Ian described the PushPay API store from the beginning to its current position. Starting from one API, they eventually split into two: public and mobile. The mobile API is for internal company use only, with the amount of data used always kept at a minimal level – the only data transferred is what a client needs.
Ian also spoke about Pushpay’s delivery approach. Changes are pushed to production at least six times per day. The development team and the test team are fully integrated, allowing for the efficient resolution of any issues raised during testing.
Barak Chamo, a London-based developer, introduced us to GraphOL, a new technology which is leading to a new language.
Originally developed by Facebook for its mobile applications, GraphOL became open source in 2015. It brought a paradigm shift in the way we approach data transfer, from the front to back-end of applications.
Instead of using predefined data and response structures, a developer can declare a graph form of a data model, and request data in its object form in a JSON-like syntax. GraphOL also makes things easier, without the need to maintain v1, v3, and v100 or APIs to ensure legacy versions are supported. GraphOL queries always return predictable results. Send a GraphOL query to your API and you get exactly what you need – nothing more and nothing less. If more than one object is required, GraphOL queries follow the references between the resources, retrieving multiple objects in a single request. This means applications which are GraphOL-based are fast, even on slow mobile network connections.

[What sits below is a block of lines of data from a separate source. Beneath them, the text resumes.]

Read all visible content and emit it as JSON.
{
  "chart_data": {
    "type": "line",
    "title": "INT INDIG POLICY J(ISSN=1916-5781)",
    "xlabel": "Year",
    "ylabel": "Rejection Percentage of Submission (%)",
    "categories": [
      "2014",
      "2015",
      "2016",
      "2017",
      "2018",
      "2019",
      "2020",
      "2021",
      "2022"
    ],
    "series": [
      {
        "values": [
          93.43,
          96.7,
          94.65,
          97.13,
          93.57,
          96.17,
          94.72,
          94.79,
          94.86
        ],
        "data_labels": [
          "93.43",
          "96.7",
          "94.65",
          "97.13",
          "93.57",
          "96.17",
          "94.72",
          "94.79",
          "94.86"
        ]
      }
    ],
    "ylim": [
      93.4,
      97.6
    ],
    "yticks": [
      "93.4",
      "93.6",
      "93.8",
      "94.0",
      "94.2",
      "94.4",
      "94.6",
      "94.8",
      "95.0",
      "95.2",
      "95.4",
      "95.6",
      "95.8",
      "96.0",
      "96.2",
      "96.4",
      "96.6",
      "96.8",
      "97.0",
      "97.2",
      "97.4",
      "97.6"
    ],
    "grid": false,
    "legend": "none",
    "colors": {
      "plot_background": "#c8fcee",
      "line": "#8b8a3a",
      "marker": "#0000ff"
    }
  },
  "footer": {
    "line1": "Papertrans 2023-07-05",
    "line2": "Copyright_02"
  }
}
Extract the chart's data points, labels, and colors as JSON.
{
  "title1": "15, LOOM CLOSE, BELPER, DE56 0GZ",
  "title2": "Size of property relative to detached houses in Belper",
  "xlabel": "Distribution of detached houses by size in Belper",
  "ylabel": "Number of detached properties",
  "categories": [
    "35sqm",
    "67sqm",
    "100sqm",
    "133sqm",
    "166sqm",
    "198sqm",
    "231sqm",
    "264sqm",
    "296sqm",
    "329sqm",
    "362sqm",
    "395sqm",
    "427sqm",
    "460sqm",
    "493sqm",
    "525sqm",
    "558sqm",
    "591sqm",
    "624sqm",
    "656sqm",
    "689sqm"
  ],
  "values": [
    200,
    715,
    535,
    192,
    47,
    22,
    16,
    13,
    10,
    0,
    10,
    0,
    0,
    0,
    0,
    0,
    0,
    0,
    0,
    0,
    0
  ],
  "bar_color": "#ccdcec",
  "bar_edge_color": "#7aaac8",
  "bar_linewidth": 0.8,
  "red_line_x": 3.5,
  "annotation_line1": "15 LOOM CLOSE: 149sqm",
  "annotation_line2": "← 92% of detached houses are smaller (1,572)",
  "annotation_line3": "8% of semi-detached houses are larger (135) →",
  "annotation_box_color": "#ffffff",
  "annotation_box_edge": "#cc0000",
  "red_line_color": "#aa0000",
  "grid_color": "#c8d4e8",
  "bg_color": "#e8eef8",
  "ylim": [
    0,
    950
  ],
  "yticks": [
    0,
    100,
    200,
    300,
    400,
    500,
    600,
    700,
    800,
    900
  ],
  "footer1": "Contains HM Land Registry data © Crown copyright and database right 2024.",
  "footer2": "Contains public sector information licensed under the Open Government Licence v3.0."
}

The only disadvantage is GraphOL is a brand new language API developers need to learn – or is that actually another advantage?
Abhishek Tiwari is a lead software engineer at Isentia, and spoke about legacy code API transformation journey.
Due to one-time, one-place processing and isolation of business rules, stored procedure has been used as a de facto standard for application to access and manipulate data. But if you have a legacy code with most of the business logic imbedded into it, you can still develop API against the stored procedures considering them as a variation of Functions as a service (FaaS).
A function in FaaS is a self-contained piece of reusable functionality, which makes them similar to stored procedures. This means stored procedures can be converted one by one into FaaS functions to be executed via API endpoints.
API days presented a wide and informative range of new technologies, together with approaches to using these new technologies. We were able to see ways to enhance the API build process and get new features into production quickly and safely. There were ideas on how businesses use APIs by mixing new and old technology to enable them expand the capabilities of legacy systems through APIs, without the need to reengineer or rearchitect much of what is already in place.
While API itself is not new, it has recently turned into a key tool. It could be compared with a door. For a developer, it is a door into the software program, allowing interactions without need to share the code. For a business, it is a door to the leading products market, which turns competitors into partners.